Do Ovarian Cysts Cause Ovarian Cancer?

Most ovarian cysts are benign, and many resolve on their own. However, since a small percent of them could be cancer, they require evaluation and diagnostic work-up.

Does a Link Exist between Ovarian and Breast Cancer?

Yes. The presence of hereditary mutations in genes, such as in BRCA1 and BRCA2, increases the risk for both breast and ovarian cancer. Also, women who have a personal or family history of breast cancer have a higher risk of developing ovarian cancer.

Is Ovarian Cancer Hereditary?

Twenty to twenty-five percent of ovarian cancers have an associated inherited genetic mutation, most common are mutations in either the BRCA1 or BRCA2 genes. A family history of breast or ovarian cancer suggests you may benefit from genetic testing to evaluate your hereditary risk for developing cancer.

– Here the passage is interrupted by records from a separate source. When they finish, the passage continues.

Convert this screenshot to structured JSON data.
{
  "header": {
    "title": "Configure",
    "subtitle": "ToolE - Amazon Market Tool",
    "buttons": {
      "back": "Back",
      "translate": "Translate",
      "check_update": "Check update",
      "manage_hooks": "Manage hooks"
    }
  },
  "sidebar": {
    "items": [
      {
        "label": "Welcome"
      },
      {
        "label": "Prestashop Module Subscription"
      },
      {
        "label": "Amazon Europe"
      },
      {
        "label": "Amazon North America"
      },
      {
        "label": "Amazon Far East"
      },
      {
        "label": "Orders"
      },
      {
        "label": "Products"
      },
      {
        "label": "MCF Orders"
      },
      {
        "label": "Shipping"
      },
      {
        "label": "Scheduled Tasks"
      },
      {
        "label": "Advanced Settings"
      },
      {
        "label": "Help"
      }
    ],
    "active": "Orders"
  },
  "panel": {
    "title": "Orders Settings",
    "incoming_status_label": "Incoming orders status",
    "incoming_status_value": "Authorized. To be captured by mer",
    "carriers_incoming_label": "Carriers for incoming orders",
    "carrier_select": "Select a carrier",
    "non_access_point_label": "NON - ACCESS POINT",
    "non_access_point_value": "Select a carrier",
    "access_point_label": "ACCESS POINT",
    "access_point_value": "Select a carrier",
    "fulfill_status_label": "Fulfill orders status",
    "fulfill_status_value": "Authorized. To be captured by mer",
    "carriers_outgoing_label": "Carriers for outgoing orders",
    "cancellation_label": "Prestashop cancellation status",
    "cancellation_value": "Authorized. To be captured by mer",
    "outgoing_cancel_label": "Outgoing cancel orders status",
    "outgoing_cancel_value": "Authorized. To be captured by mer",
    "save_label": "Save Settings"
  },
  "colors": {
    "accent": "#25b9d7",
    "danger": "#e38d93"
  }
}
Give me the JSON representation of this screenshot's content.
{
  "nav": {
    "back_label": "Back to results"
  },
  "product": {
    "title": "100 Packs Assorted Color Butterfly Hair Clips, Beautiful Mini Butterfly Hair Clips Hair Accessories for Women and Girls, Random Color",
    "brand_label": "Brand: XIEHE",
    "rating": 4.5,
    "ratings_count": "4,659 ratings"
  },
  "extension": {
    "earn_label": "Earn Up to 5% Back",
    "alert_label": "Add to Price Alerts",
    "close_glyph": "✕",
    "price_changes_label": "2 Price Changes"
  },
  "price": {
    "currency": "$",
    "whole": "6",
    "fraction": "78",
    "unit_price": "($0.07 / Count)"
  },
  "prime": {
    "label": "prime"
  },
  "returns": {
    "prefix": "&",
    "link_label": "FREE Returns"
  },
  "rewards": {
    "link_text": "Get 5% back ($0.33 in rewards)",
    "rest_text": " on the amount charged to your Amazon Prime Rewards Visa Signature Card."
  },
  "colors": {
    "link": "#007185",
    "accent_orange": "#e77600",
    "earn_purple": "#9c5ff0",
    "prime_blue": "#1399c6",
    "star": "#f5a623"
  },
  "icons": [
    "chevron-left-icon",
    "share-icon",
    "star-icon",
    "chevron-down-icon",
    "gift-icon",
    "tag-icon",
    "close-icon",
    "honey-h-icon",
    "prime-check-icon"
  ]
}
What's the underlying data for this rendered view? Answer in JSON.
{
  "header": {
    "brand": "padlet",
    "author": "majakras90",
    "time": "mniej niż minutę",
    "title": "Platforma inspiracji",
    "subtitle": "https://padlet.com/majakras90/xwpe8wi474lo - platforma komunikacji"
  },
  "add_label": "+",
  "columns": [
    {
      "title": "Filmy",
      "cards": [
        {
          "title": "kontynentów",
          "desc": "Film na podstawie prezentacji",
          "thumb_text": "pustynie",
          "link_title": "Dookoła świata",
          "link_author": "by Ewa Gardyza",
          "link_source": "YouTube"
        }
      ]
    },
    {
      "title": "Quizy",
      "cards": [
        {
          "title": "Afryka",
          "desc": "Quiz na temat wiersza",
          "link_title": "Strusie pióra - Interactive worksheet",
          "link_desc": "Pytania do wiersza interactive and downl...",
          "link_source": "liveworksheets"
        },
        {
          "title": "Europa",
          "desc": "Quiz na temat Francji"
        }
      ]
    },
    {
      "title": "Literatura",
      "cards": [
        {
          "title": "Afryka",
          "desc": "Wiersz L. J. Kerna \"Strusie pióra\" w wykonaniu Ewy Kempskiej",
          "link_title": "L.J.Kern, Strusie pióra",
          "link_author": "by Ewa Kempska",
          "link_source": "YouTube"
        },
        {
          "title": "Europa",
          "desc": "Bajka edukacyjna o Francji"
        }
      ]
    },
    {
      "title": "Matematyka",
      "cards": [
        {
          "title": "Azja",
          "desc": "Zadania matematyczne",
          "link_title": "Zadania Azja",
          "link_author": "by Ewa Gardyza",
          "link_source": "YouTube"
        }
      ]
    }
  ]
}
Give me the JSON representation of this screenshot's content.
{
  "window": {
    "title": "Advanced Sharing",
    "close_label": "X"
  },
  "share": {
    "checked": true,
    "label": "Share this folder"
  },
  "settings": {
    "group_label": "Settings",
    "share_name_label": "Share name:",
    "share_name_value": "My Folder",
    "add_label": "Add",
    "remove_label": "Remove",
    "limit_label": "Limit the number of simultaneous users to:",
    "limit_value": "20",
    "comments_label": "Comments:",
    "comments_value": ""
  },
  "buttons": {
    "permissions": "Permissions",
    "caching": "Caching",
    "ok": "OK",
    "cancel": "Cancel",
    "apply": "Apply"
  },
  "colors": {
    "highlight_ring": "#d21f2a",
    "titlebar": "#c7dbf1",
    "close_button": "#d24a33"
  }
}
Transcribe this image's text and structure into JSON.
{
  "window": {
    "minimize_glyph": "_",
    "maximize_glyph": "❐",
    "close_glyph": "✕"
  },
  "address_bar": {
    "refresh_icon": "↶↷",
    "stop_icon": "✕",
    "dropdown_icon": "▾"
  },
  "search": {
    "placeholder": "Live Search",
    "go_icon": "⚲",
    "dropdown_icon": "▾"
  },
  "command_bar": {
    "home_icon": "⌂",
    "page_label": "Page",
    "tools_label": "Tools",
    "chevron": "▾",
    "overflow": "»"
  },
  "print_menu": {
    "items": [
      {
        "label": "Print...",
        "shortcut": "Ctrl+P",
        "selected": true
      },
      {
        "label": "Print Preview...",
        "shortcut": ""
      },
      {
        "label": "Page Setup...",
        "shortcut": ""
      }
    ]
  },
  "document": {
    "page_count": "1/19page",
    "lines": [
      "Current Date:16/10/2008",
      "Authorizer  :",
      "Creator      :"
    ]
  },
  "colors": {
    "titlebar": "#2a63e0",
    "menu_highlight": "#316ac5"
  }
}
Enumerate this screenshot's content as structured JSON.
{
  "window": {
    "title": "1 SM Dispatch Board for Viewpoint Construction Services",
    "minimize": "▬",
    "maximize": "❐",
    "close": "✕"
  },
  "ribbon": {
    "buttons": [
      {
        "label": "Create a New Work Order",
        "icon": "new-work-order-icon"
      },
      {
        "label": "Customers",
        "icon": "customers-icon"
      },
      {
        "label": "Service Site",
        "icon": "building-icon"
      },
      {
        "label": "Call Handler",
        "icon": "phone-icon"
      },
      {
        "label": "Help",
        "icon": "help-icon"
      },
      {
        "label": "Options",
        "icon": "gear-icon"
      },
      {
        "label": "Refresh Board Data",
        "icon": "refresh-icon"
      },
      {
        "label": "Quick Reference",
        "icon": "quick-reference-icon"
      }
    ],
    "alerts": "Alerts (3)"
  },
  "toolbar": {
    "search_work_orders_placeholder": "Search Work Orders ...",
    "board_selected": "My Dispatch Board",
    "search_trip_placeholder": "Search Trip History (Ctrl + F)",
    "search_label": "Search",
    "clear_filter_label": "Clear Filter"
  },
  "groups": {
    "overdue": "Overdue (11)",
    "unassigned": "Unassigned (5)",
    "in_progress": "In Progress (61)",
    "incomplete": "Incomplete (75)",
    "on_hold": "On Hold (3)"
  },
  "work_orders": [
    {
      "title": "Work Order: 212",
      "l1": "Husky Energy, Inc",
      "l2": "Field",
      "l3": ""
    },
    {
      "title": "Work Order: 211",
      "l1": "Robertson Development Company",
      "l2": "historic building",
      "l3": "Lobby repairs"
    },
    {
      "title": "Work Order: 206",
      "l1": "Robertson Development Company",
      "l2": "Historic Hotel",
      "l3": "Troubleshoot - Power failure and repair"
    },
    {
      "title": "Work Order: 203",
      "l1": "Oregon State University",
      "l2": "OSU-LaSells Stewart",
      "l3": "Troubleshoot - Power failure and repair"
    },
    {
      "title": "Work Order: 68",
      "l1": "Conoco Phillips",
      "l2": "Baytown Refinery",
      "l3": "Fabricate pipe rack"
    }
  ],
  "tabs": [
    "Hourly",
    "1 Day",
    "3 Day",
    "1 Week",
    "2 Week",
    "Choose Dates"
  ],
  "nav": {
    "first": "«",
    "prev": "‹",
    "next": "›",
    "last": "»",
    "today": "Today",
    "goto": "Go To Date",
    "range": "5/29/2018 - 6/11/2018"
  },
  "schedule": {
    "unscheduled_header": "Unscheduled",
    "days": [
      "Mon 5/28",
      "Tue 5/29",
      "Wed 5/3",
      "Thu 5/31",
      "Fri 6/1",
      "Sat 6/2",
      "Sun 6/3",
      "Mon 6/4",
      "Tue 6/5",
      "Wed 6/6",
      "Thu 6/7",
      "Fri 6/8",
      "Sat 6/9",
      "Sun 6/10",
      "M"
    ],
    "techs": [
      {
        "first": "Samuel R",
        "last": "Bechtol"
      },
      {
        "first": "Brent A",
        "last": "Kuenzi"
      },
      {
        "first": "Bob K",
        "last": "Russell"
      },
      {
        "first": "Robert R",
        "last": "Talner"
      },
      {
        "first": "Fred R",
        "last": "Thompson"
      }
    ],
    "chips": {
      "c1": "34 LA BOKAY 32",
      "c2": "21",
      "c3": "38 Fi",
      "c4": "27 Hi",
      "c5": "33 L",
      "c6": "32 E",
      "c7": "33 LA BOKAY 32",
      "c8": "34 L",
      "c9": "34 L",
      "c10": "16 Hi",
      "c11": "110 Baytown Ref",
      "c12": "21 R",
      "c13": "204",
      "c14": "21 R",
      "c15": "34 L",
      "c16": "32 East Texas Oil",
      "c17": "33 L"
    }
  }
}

What Are My Treatment Options?

Surgical removal of the tumor and affected surrounding organs and tissues is the most common initial treatment for ovarian cancer. This is oftentimes followed by chemotherapy and other systemic treatments, depending on stage. There have been exciting advancements in the treatment of ovarian cancer in recent years offering hope to those diagnosed with this disease.